The feeling I get from you Suze (from your higher self) is that you need more people around you. A physical place you can go to where you can be loved and accepted. I know you do so much for SR- you are here for everyone on a daily basis and the love you have given is really more than most of us can do. But what about in the "real world?" I get a sense that your soul is lonely and wants to be with others- does this ring true for you at all? I know if I don't connect face to face with people on a weekly basis I feel complete broken and empty. Even just going for a massage or acupressure, or that craniosacral therapy- just letting someone else touch you, care for you- be there for you unconditionally for 60 minutes. Maybe it would help take some of the pain away.
I hope I haven't overstepped. All I want is to see you happy.
And you know you can call me anytime...I love you!
First of all ~ thank you Anna.

And Sunny....my gosh girl....I am crying again....you are 100% right.
And I have only ever felt 'known' like this by a very very few friends in my life....I love you and I am so grateful for you.
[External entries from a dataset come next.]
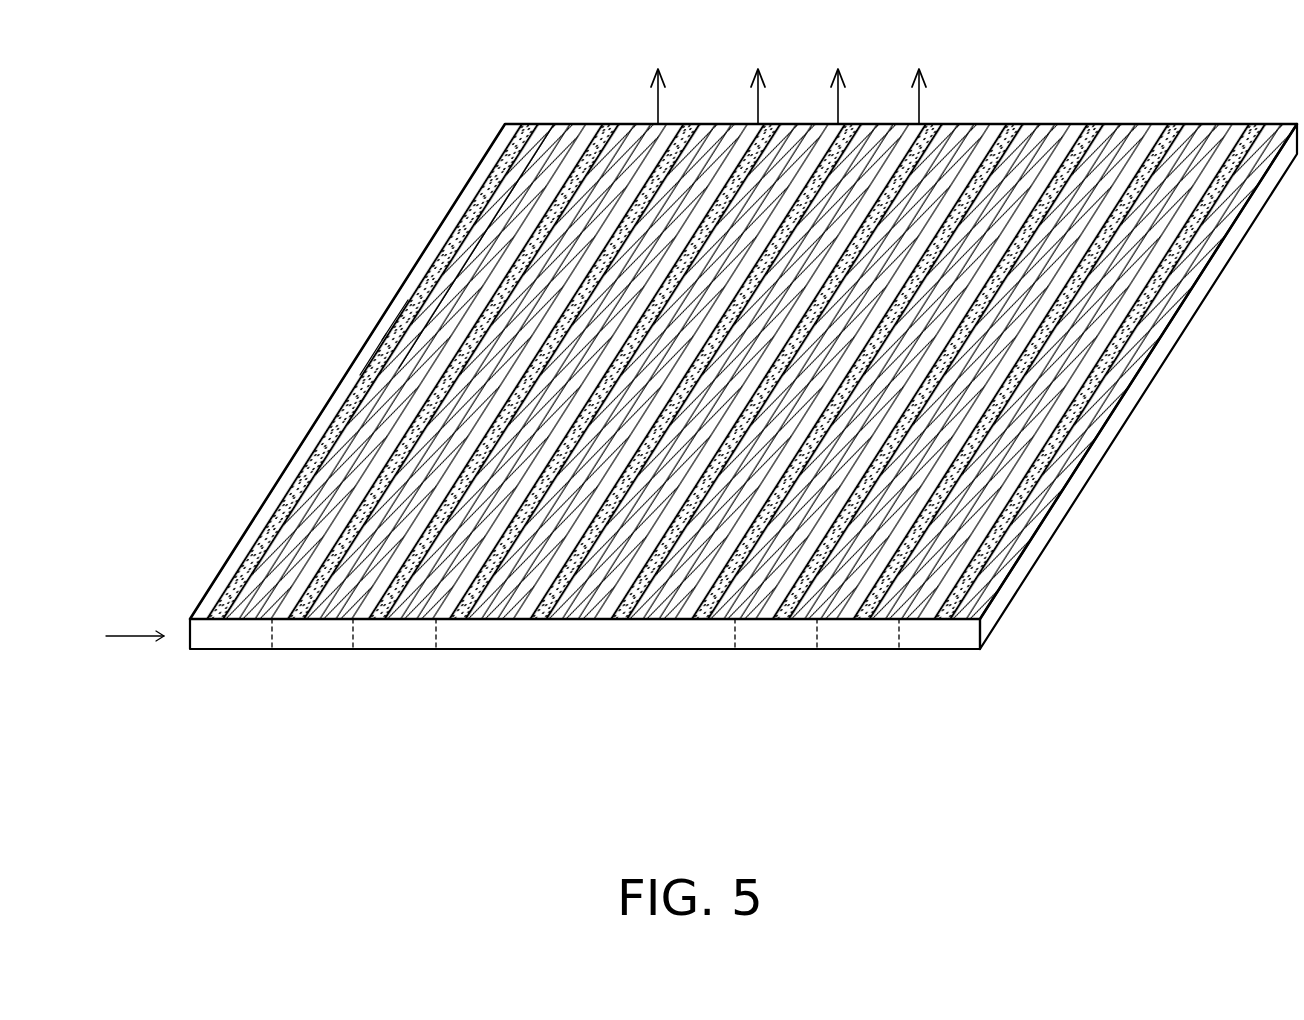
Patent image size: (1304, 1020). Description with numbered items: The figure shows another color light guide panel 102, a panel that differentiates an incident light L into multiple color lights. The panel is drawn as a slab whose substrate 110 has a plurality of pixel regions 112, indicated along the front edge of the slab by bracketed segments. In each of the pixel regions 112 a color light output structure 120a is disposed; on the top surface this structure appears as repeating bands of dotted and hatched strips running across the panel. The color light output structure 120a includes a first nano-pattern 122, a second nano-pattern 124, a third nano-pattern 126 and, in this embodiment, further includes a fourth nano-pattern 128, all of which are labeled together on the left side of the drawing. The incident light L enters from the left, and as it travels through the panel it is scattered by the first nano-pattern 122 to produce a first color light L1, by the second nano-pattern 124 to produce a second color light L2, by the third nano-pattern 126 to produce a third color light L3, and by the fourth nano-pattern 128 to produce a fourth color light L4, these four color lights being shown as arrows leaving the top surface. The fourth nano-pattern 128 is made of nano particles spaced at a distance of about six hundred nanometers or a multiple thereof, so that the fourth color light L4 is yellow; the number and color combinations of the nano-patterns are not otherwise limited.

The color light guide panel 102 is at (741, 447).
The substrate 110 is at (1052, 527).
The pixel regions 112 is at (190, 660).
The color light output structure 120a is at (370, 269).
The first nano-pattern 122 is at (322, 388).
The second nano-pattern 124 is at (377, 354).
The third nano-pattern 126 is at (390, 320).
The fourth nano-pattern 128 is at (440, 308).
The incident light L is at (122, 636).
The first color light L1 is at (919, 108).
The second color light L2 is at (838, 108).
The third color light L3 is at (758, 108).
The fourth color light L4 is at (658, 108).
You have not overstepped at all....just thank you.
The only part I am not likely to do is any kind of therapy that involves touch....I do not like....as in WILL NOT be touched by strangers...I think you know I am psychic....I cannot have intimate contact unless I am prepared for the emotional and mental experience as well...hmmm....this is a bit out there, but it is true for me.

My soul is indeed lonely....but like you, every day, every week is a new experience and I am growing and changing and it is now time for me...really Suze-time.

I am no longer overeating. Nick and I are in a very good place....and I really do want to live here now. I am happy.